To evaluate compound 15/Exarafenib in a class III BRAF-mutant setting, mice bearing WM3629, a model of human melanoma with a class III BRAFD594G alteration and an upstream NRASG12D activating mutation, were treated for 21 days. Doses of compound 15 at 3, 5, 10, and 20 mg/kg of BID were well-tolerated (see Supporting Information) and resulted in robust and dose-dependent TGI of 81%, 91%, 100%, and 105%, respectively (Figure 6a).

In addition to the class II and class III BRAF-altered tumors, which signal through BRAF dimers, compound 15/Exarafenib was likewise tested in the monomeric class I BRAFV600E human melanoma xenograft model, A375. Consistent with in vitro cellular data showing weaker potency in class I BRAF-mutant tumor cell lines versus class II or class III, A375 xenografts required higher exposures of compound 15 to achieve efficacy in vivo. The 10 mg/kg BID treatment group resulted in modest efficacy of 21% TGI (Figure 6b), while the 30 mg/kg BID group led to 130% TGI and tumor regression (Figure 6b). Importantly, compound 15 remained well-tolerated even at the higher dose level (see Supporting Information).

Based on in vitro MAPK pathway inhibition data indicating that NRAS-mutant melanoma is also dependent on RAF dimer signaling, efficacy was evaluated in a human melanoma model with NRASQ61R mutation and BRAFWT background (SK-MEL-2).
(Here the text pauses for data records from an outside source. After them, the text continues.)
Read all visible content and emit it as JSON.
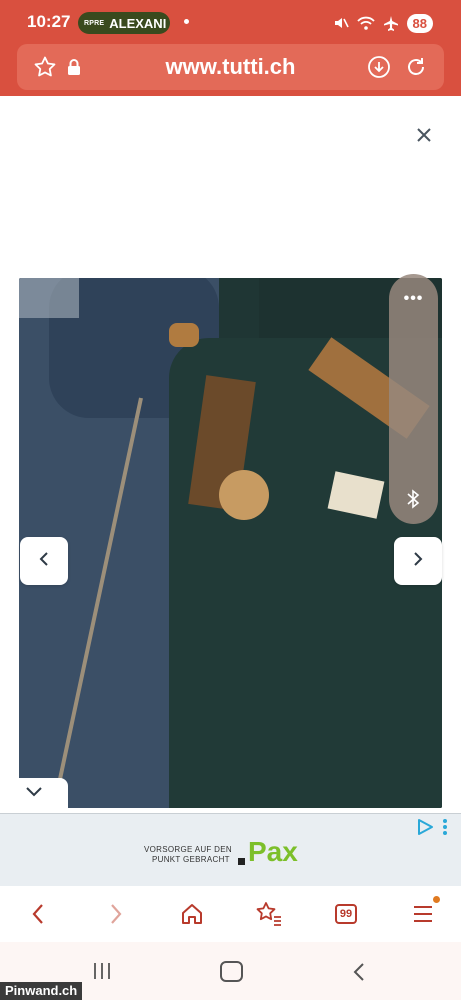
{
  "status_bar": {
    "time": "10:27",
    "notification_mini": "RPRE",
    "notification_name": "ALEXANI",
    "battery": "88"
  },
  "browser": {
    "url": "www.tutti.ch"
  },
  "ad": {
    "line1": "VORSORGE AUF DEN",
    "line2": "PUNKT GEBRACHT",
    "brand": "Pax"
  },
  "toolbar": {
    "tabs_count": "99"
  },
  "watermark": "Pinwand.ch",
  "colors": {
    "brand_red": "#d9503f",
    "pax_green": "#7cbf2a"
  }
}
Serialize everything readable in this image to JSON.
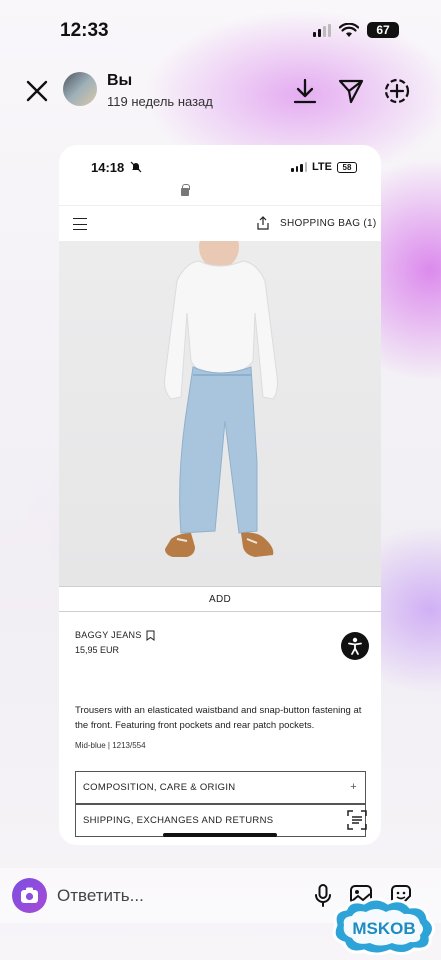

Treatment of NOD SCID mice bearing SK-MEL-2 tumors with compound 15/Exarafenib resulted in a modest 13% TGI at 10 mg/kg BID, while 30 mg/kg BID resulted in 135% TGI and tumor regressions (Figure 6c). This data validate the potential for compound 15 to be effective in RAF-dependent cancers that are otherwise BRAFWT, such as NRAS-mutant melanoma.

Altogether, the in vivo studies establish tolerability and anti-tumor activity of compound 15/Exarafenib across tumor models with different classes of BRAF alterations or RAF-dependency.

Kinome profiling was evaluated by radiometric enzyme assay at Reaction Biology across 688 kinases (including wild type, atypical, and mutant) [1].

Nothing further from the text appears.